The Mattachine Society of New York, Inc. was an early gay rights organization.

It was founded by Harry Hay and first met in Los Angeles on November 11, 1950 with Harry, Rudi Gernreich, Bob Hull, Chuck Rowland, and Dale Jennings in attendance, but was not incorporated until 1961. Several other related organizations were formed shortly afterward in New York, Boston, Chicago, Denver, the District of Columbia, and Philadelphia. The primary goal of the society was to encourage the public to view homosexuals as a persecuted minority rather than mental deviants.

The Mattachine Society used so-called harlequin diamonds as their emblem. That were four diamonds arranged in a pattern to form a larger diamond.

All of the Mattachine founders were affiliated with Communism and based the organization on the cell structure of the American Communist Party. As the Red Scare progressed the communist associations concerned some members and supporters, and Hay stepped down as the society's leader. Others who were similarly ousted were replaced by comparatively conservative leaders.

Although Harry Hay claimed 'never to have even heard' of the earlier gay liberation struggle in Germany - by the people around Adolf Brand, Magnus Hirschfeld and Leontine Sagan - he is known to have talked about it with German emigres in America including Rudi Gernreich.

The Mattachine Society's goal was to liberate the oppressed homosexual community and provide a variety of services to the gay community, including referral services for legal and other professionals, and counselling. They also lobbied for the repeal of sodomy laws and other laws that gay people considered discriminatory. It published The Mattachine Review.

It was associated with other groups in ECHO (East Coast Homophile Organizations). There was an amicable split from Mattachine in 1952, called ONE, Inc.. ONE admitted women, and together it and Mattachine provided vital help to the Daughters of Bilitis in the launching of their newsletter The Ladder: a lesbian review in 1956. The Daughters of Bilitis was the counterpart lesbian organisation to the Mattachine Society, and the two organisations worked together on some campaigns. Bilitis came under attack in the early 1970s for 'siding' with Mattachine rather than with the new seperatist feminists.

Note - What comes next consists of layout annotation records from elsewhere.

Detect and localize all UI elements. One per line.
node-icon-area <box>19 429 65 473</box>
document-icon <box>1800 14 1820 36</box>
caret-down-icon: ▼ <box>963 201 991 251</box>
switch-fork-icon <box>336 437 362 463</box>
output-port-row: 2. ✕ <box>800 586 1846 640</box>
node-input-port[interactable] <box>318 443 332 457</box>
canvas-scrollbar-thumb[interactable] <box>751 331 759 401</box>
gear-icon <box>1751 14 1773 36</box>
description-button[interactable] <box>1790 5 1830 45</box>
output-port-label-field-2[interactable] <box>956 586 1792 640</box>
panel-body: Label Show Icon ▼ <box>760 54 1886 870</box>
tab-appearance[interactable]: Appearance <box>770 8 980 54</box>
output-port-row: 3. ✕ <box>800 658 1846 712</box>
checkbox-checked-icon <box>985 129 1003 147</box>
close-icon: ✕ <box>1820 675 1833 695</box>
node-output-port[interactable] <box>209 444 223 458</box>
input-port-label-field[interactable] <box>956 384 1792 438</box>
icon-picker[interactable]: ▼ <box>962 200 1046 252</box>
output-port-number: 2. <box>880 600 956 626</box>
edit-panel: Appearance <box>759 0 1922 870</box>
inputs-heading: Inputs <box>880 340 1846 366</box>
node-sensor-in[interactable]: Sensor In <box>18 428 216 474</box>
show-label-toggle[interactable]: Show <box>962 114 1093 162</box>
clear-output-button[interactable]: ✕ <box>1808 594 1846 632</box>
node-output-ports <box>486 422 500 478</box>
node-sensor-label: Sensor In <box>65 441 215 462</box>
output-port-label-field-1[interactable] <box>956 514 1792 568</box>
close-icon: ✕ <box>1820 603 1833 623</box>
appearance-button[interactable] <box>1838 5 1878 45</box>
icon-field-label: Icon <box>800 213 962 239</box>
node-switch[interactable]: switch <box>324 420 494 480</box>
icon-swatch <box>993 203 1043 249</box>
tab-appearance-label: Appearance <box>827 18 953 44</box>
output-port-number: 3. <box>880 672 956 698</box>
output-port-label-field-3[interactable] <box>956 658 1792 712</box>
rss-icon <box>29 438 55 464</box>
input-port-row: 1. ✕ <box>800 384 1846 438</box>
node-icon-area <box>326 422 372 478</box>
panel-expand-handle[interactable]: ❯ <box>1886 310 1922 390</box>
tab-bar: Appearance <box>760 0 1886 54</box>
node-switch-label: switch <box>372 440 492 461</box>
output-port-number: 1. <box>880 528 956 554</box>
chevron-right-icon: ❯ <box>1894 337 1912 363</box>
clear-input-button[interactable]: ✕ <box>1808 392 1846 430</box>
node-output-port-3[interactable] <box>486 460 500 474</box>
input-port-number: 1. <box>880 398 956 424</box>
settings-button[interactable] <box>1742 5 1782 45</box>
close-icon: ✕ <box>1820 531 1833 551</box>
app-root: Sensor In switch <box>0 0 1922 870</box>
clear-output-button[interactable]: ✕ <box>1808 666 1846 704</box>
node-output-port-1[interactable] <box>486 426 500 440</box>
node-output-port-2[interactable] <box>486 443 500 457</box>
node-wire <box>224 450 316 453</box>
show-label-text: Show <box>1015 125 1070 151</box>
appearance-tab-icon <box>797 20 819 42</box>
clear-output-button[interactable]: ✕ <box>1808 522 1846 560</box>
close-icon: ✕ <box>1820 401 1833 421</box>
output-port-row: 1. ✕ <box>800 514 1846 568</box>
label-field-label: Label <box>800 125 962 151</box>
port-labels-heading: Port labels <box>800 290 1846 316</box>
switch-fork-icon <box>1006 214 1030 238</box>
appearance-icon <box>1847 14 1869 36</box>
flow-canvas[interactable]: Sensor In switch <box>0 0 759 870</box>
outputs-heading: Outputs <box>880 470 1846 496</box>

During the 1960s, Mattachine was one of the foremost gay rights groups in the United States. But following the Stonewall riots of 1969, it became increasingly seen as stodgy and traditional, and not willing enough to be confrontational. It lost support, and fell prey to infighting. Eventually it closed due to impending bankruptcy, and was disbanded in January of 1987.

The Mattachine Society was named after Mattacino (or the Anglicized Mattachino), a character in Italian theater. Mattacino was a kind of court jester, who would speak the truth to the king when nobody else would. The "mattachin" (from Arabic mutawajjihin—"mask-wearers") were originally Moorish (Hispano-Arab) sword-dancers who wore elaborate, colorful costumes and masks.